Ist das so? Oder gibt es bei OpenWrt auch so etwas wie apt-get update && apt-get upgrade bei debian?
Paket-Updates sollten über das Terminal erfolgen:
Ich werde das noch aufgreifen.
Danke, Mike, für die kurze Erläuterung hier und insbesondere den gerade veröffentlichten Artikel unter https://www.kuketz-blog.de/openwrt-update-benachrichtigung-fuer-packages/ .
Das löst die update-Problematik!
Hallo Mike,
1. ich habe eine Frage zum Aufbau des Netzwerk mit OpenWRT. Ich habe eine Fritzbox 6430 mit der ich das Internetz beziehe. Da dran habe ich eine Fritzbox 4040 mit der ich OpenWRT betreibe um ein FreiFunk Accespoint zu betreiben.

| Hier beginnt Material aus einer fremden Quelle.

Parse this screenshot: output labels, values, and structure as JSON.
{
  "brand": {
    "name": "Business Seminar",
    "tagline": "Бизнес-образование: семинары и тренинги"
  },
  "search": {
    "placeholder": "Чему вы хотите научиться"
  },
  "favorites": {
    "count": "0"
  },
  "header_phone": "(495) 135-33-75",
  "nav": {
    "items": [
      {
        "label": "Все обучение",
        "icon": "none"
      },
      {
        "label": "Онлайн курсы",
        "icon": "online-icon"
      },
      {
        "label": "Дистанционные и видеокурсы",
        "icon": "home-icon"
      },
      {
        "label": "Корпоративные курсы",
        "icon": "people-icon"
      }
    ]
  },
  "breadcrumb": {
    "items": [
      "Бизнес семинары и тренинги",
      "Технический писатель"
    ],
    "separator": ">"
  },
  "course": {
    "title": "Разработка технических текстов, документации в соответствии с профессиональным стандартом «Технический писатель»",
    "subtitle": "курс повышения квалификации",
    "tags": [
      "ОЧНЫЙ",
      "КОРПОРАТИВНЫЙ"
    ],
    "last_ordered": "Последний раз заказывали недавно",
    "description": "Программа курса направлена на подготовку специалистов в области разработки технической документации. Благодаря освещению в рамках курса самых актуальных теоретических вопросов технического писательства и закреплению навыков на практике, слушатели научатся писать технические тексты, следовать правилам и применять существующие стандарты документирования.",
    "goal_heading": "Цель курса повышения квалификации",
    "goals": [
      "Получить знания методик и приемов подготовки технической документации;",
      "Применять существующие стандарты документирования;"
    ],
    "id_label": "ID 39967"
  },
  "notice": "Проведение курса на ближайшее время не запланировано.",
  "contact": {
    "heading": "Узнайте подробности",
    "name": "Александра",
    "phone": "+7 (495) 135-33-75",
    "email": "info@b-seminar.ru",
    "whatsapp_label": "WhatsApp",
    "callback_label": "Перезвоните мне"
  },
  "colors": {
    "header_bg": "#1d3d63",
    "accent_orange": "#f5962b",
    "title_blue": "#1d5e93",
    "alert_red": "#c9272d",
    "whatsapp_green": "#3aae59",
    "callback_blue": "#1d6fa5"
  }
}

Wo sollte ich zweckmäßigerweise mein eigenes LAN anschließen? An der ersten (Fritzbox 6430) oder der zweiten (Fritzbox 4040)?
Falls dies von Fall zu Fall zu enscheiden ist: Was ist zu bedenken?
2. und eine weitere Frage: Ist mein Aufbau auch dazu geeignet mich, wie im Artikel erwähnt, von Werbung und Trackern frei zu machen und trotz allem das FreiFunk zu betreieben?
Danke für die Antwort
Hey ho, ich verfolge deinen Blog schon verdammt lange und deine jetzige Artikelreihe kommt mir wie gerufen. Ich hätte ein paar Fragen, ich bekommen aktuell auf der Fritzbox 4040 mit openwrt kein Internet, was mache ich falsch? Muss ich bei den einzelnen Interface noch das ip4 Gateway von WAN eintragen? Ich bin leider noch kompletter Neuling im Bereich Netzwerkverwaltung.
Des Weiteren habe ich eine eigene Cloud, welche bis jetzt direkt an meinem Router (Asus) angeschlossen war und aus dem Internet erreichbar war. Sollte diese weiterhin im „Roten Bereich“ bleiben oder in den „Gelben Bereich“ wandern?
Danke für deine / eure Hilfe im voraus!
Bitte beachte aus Teil 1:
Individuelle Hilfestellung kann ich leider nicht geben.
Was ist denn der Unterschied zwischen der „normalen“ 4040 und der „international“ bzw. welche ist für außerhalb von DE zu empfehlen?